2. Jupyter Notebook data science stack
This command spins up a ready-to-use JupyterLab environment loaded with popular data science tools — all inside a Docker container.
docker run -it --rm -p 8888:8888 jupyter/datascience-notebook
Here’s a breakdown of what’s happening:
docker run: Starts a new container from the image you specify.
-it: Stands for interactive terminal. This keeps the container attached to your terminal session, so you can interact with it if needed.
— rm: Automatically deletes the container once it’s stopped. Super handy for one-off sessions where you don’t need to persist anything after you’re done.
-p 8888:8888: Maps port 8888 on your local machine to port 8888 inside the container—this is how you’ll access the Jupyter interface from your browser.
jupyter/datascience-notebook: This is the official image from the Jupyter project. It includes:
1. JupyterLab interface
2. Python 3
3. Libraries like numpy, pandas, scikit-learn, matplotlib, seaborn, and even statsmodels and bokeh.
This will provide you with a full-featured data science workbench in your browser with zero setup. You don’t need to worry about installing dependencies or conflicting Python versions — it all just works inside the container.
When to use this image:
When you’re exploring datasets
Teaching or learning data science
Prototyping ML models
Collaborating on notebooks without polluting your local Python environment.
II. Generative AI & Deep Learning
Generative AI and deep learning frameworks perform best in optimized environments. These container images include all essential dependencies pre-installed, eliminating time-consuming setup processes. As large language models continue to gain popularity, purpose-built Docker containers provide efficient deployment and scaling solutions.
3. Hugging Face Transformers
Hugging Face Transformers is a popular library used for everything from working with large language models to creating image generation systems. It’s built on top of major deep learning frameworks like PyTorch and TensorFlow, so you can easily load models, fine-tune them, monitor performance, and save your progress directly to Hugging Face.

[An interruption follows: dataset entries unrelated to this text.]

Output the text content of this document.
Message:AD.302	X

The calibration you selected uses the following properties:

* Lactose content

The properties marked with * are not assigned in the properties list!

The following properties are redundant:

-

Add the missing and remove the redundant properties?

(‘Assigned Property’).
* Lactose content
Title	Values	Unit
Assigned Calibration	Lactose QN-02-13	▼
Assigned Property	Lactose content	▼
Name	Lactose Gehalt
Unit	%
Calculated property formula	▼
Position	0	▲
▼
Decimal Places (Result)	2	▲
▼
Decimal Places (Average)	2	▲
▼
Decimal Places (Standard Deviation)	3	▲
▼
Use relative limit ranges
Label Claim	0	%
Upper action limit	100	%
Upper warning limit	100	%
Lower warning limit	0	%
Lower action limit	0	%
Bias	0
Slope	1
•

FROM huggingface/transformers-pytorch-gpu
RUN python main.py
Here’s what this simple Dockerfile does:
FROM huggingface/transformers-pytorch-gpu: This base image is maintained by Hugging Face and comes preinstalled with:
1. The transformers library
2. datasets, tokenizers, and other related tools
3. PyTorch with GPU (CUDA) support
It’s specifically designed to support training and inference of transformer models like BERT, GPT-2, T5, and many more.
RUN python main.py: This line will run your Python script (main.py) as soon as the container starts. That script can load a pretrained model, fine-tune it on your data, or serve it via an API — totally up to you.
This image saves you a ton of setup time. No need to manually install PyTorch, transformers, or manage CUDA compatibility — everything is pre-configured and GPU-optimized.
When to use this image:
Fine-tuning LLMs with PyTorch
Running inference pipelines (e.g., summarization, Q&A, classification)
Building model-serving apps using Hugging Face pipelines
Prototyping Gen AI apps using Transformers
You can also use other variants if your project is based on TensorFlow instead.
FROM huggingface/transformers-tensorflow-gpu
4. NVIDIA CUDA deep learning runtime
The NVIDIA CUDA deep learning runtime is key to speeding up deep learning tasks on GPUs. By adding it directly to your Dockerfile, you can skip the hassle of setting up CUDA manually and get GPU-accelerated machine learning workflows up and running more easily.